The Democratic National Committee started September with $7.1 million cash on hand and debts totaling $11.8 million. The Republican National Committee, meanwhile, had $76.6 million in the bank and $9.9 million in debt from a previous campaign cycle.
So, why, less than six weeks before the election, do the Democrats seem so pleased? Short of funds as they are, they think they have wisely invested early in grass-roots organizing.
“The priority has been winning the ground war, and right now, we feel we’re doing so,” said Brad Woodhouse, spokesman for the DNC. “We’re building a bigger, badder, more robust version of what we had in 2008, and it seems to be paying off.” It’s an organization five years in the making that will help mobilize voters for President Obama, as well as congressional Democrats.
Republicans have responded by trumpeting their own organizational efforts. Last week, party officials sent an e-mail to supporters saying that their national get-out-the-vote effort had made more than 23 million voter contacts with help from 65,000 volunteers, far surpassing GOP efforts of four years ago.
Moreover, the big edge in party money will allow the RNC to help defray advertising and event costs on occasions when party officials promote both Romney’s candidacy and other Republicans, RNC spokesman Sean Spicer said.
“Because the RNC holds a $70 million advantage over the DNC, we are able to support Governor Romney in numerous ways while they are unable to do the same for the Obama campaign,” Spicer said.
The Obama campaign, however, entered September with about $38 million more in the bank than Romney’s campaign, giving the president more control in the ad wars since he does not have to take into account preferences of the national committee or outside groups, which are supposed to operate independently.
The general election is entering the endgame phase when money still matters but spending it wisely matters more, as expensive television ads reach the saturation point and presidential ads compete with those in several expensive Senate races, House races, and, in some states, governors’ contests.
“We’re at the point of diminishing returns in terms of paid media,” said Larry Sabato, director of the Institute of Politics at the University of Virginia. Sabato, who lives in a battleground state with a red-hot Senate race, said he turns on the mute button on his television remote so that he won’t hear the wall-to-wall attack ads. “It would ruin anybody’s dinner,” Sabato said.
“At some point, it becomes a matter of bombing the rubble,” said Steve Murphy, a veteran Democratic strategist.
As the campaigns enter the stretch drive with Obama leading in the polls, the cash positions of the campaigns and parties highlight the contrasting approaches, which could be a factor.
In May, when it was apparent Obama would not be able to eclipse the marks of his record-obliterating fund-raising pace of 2008, his campaign officials informed Democratic congressional leaders that the DNC and Obama campaign would not be providing direct financial help to the Senate and House campaign committees, as they had in 2008 and 2010. It also meant that the president would not be making as many appearances at big-ticket events that fill the party’s campaign coffers.
Partly as a consequence, DNC fund-raising has dropped off. In August, the party received only $4.7 million in contributions.

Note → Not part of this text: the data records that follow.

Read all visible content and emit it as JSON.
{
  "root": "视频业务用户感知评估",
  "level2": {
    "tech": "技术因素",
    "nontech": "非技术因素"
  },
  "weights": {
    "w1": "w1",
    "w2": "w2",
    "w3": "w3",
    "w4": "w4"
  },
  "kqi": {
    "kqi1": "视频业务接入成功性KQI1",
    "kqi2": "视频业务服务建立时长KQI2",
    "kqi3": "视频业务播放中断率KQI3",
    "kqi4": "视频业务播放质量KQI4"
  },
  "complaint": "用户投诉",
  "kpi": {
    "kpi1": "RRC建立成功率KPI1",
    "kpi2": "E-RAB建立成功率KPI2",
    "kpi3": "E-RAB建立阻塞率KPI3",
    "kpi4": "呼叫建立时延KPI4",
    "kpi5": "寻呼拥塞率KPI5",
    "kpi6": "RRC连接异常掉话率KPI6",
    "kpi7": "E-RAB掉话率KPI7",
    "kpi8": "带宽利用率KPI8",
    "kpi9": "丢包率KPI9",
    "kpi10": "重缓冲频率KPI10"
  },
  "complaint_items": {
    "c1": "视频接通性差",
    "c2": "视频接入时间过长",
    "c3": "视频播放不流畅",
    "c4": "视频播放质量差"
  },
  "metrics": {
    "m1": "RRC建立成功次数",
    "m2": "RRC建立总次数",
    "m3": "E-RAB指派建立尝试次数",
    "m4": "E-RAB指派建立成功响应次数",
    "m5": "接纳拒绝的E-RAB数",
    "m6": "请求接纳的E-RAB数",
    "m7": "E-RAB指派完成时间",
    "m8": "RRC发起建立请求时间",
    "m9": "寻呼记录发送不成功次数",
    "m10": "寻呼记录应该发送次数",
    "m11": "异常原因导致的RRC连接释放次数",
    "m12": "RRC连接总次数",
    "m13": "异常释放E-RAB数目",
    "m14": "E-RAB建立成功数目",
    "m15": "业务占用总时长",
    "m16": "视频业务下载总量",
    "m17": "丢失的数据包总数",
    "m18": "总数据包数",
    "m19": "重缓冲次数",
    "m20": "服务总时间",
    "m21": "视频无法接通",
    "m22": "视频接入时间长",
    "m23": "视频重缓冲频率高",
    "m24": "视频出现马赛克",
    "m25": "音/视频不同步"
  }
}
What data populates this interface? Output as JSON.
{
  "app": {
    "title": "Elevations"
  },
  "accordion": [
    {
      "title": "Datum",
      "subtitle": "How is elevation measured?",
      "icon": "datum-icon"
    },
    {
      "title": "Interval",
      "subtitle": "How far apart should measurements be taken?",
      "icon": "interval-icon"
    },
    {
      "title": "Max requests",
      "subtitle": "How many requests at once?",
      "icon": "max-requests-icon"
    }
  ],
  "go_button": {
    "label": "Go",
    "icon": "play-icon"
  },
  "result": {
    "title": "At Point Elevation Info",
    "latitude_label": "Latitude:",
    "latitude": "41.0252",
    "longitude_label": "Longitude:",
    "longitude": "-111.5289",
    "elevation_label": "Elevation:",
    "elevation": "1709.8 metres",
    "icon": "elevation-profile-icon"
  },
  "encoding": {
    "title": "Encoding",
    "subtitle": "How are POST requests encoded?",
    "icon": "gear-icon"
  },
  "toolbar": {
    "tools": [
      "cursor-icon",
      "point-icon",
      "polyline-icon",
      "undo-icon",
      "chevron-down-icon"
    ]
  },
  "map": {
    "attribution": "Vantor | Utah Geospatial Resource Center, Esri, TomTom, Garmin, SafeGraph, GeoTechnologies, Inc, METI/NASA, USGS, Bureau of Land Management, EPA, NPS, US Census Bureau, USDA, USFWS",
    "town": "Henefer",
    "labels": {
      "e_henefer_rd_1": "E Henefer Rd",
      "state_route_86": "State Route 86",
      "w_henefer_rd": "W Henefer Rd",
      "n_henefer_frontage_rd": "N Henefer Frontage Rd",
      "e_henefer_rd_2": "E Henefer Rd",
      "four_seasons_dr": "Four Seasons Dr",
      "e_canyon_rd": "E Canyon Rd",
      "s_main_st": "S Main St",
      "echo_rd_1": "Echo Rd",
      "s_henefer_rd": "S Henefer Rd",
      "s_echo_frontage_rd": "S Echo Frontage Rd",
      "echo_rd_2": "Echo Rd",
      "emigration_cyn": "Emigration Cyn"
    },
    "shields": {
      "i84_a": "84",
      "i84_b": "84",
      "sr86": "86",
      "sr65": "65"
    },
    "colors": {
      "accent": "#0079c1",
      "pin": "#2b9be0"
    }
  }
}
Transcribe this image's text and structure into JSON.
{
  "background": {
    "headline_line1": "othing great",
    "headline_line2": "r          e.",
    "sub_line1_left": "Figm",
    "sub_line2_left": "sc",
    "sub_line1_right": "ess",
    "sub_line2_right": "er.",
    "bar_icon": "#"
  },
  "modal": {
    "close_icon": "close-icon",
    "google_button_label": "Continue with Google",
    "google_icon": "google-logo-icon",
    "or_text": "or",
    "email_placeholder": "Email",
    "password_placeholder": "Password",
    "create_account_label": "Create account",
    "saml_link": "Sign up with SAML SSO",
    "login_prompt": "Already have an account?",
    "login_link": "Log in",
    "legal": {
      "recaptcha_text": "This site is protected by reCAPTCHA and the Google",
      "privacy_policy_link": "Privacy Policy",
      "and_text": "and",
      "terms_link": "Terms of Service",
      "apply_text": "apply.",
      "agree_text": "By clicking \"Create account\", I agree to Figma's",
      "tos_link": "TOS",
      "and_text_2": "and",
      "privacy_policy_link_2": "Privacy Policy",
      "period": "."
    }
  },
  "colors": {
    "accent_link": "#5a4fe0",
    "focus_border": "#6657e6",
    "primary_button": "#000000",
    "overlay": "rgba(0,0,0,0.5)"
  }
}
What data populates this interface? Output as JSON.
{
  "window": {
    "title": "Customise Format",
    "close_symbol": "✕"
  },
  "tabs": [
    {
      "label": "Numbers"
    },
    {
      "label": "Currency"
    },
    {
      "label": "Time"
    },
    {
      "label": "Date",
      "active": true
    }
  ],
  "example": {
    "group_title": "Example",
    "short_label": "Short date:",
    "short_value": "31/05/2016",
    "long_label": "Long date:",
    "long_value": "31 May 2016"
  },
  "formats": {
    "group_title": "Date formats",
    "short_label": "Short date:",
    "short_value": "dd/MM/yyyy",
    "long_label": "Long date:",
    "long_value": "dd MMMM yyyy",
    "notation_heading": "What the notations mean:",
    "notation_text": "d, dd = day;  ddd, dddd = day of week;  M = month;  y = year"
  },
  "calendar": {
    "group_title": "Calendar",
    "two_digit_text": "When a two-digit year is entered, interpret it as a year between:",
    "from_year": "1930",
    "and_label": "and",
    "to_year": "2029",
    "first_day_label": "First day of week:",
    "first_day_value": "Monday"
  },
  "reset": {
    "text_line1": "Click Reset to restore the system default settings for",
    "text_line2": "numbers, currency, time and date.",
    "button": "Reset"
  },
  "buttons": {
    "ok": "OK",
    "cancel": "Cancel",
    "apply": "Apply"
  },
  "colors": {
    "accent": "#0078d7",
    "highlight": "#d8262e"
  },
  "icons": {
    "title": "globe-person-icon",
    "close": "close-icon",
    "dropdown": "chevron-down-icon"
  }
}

The RNC collected $35.6 million in August.
The Obama campaign maintains an important advantage entering the stretch drive — it started September with about $88.8 million in the bank and $2.9 million in outstanding debt compared with $50.4 million for Romney, whose campaign carried $15 million in debt.
Candidates have complete control of their advertising message and receive preferential lower rates compared with parties and outside groups like super PACs, an area of campaign spending dominated in this cycle by conservative and GOP groups. Deep into a campaign, the “lowest unit charge,” as the Federal Communications Commission calls the rate paid by candidates, can be a quarter of the commercial rate paid by super PACs.
As of Aug. 31, Romney and the Republicans had about $168.5 million in various accounts compared with $125.1 million for Obama and the Democrats. These include the national parties, joint fund-raising committees, and special funds that can be steered to crucial states at the end of the campaign. The parties’ national campaign committees to support US Senate and House candidates had roughly equal amounts in the bank entering September.
In an attempt to keep pace, Romney has spent an inordinate amount of time on the trail attending big-dollar fund-raising events, which carry significant costs and primarily benefit the party. Over a recent seven-week period, he was featured at more than 50 fund-raisers — more than one a day. Obama, meanwhile, headlined 10 fund-raising events in the same period. The incumbent’s campaign continues to rely on a base of more than 3 million small-dollar donors, nearly all of whom give over the Internet at almost no cost to the campaign.